We tiled the downstairs kitchen and bathroom (not a blast). 😉
You instilled some disciplines in areas you were concerned about.
I did the same.
We grew together, slowly, but surely.
We’re getting more patient as parents.
We’ve made better decisions financially (the last couple weeks prior to Christmas as I write this, notwithstanding).
I think in 2014, we should do the same. And while we do the same, we should compile our lists, print, laminate, and review and encourage.
I’m not a resolution guy, but I am a goal guy and an outcome guy.
I pray that you and I hit a few and grow more and more in love with each other as we do.
It has started.
She’s only in the first grade, and it’s started.
The stress of not wanting to upset the girl who seems to have all the power while not wanting to neglect all her other friends. She’s already felt the pressure to please the one and the guilt of disappointing the other.
Then she made the promise – the promise to be right next to the girl who seems to have the power. I know she doesn’t really have the power and probably has absolutely no malice or anything else. They are all just figuring it out.
But our daughter spent literally an hour and a half crying yesterday worried about the promise she made and the pressure she feels and the choices she made and her best friend who she didn’t sit next to in the carpool room because of her inner conflict.
I know this situation pales in comparison to some of the stuff she and our boys will deal with later, but we best put on our big boy and big girl pants because something tells me it won’t get any easier.
But we’re in this together, right? Let’s do this thing.
This one is totally self-serving.
You bake wonderfully. Even around holidays when everybody is tempted to bake cookies that nobody really wants, you make treats that are both holiday themed and delicious. At least in my mind they are holiday themed.
You made peppermint bark.
You made chocolate chip cookie bars.
You made Heath cookies.
You made roasted sweet pecan things.
You made your chocolate covered Ritz peanut butter sandwiches.
I’m getting fatter just thinking about it. But I’m also falling more deeply in love with you. 🙂
You and I are stressing way too much about whether to drop $30 on the Elf on the Shelf.

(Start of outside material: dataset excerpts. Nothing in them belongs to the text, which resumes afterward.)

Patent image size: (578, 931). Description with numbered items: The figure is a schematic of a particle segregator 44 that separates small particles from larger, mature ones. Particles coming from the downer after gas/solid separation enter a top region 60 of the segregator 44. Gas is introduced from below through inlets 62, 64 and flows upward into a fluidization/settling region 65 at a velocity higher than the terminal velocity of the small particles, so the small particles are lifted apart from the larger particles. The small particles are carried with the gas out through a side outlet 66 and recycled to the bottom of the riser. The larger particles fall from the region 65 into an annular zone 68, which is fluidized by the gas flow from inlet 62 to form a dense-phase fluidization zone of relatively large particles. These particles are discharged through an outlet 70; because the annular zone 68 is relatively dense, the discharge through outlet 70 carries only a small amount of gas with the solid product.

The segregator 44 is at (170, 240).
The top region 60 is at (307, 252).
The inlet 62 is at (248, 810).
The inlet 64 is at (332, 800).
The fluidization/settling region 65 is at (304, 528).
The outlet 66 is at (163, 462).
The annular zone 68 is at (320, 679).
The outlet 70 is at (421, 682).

We both think it’s kind of dumb, although it looks fun. We can’t stand the idea of an elf reporting to Santa whether or not the children have been naughty or nice.
We’ve considered doing this: allowing the elf to do some of the fun hide-n-seek things like make snow angels in sugar and instead of the whole ‘spying’ idea, we’d do a ‘giving’ elf, i.e. have little suggestions on ideas for the kids to give to others or do nice things to others.
Of course, we, as parents, could teach the children to give to others and do for others. So much stress! 🙂
Here’s a snap of our conversation:
Well, we just need to take a deep breath and trust that no elf this year does not equal a scarred childhood.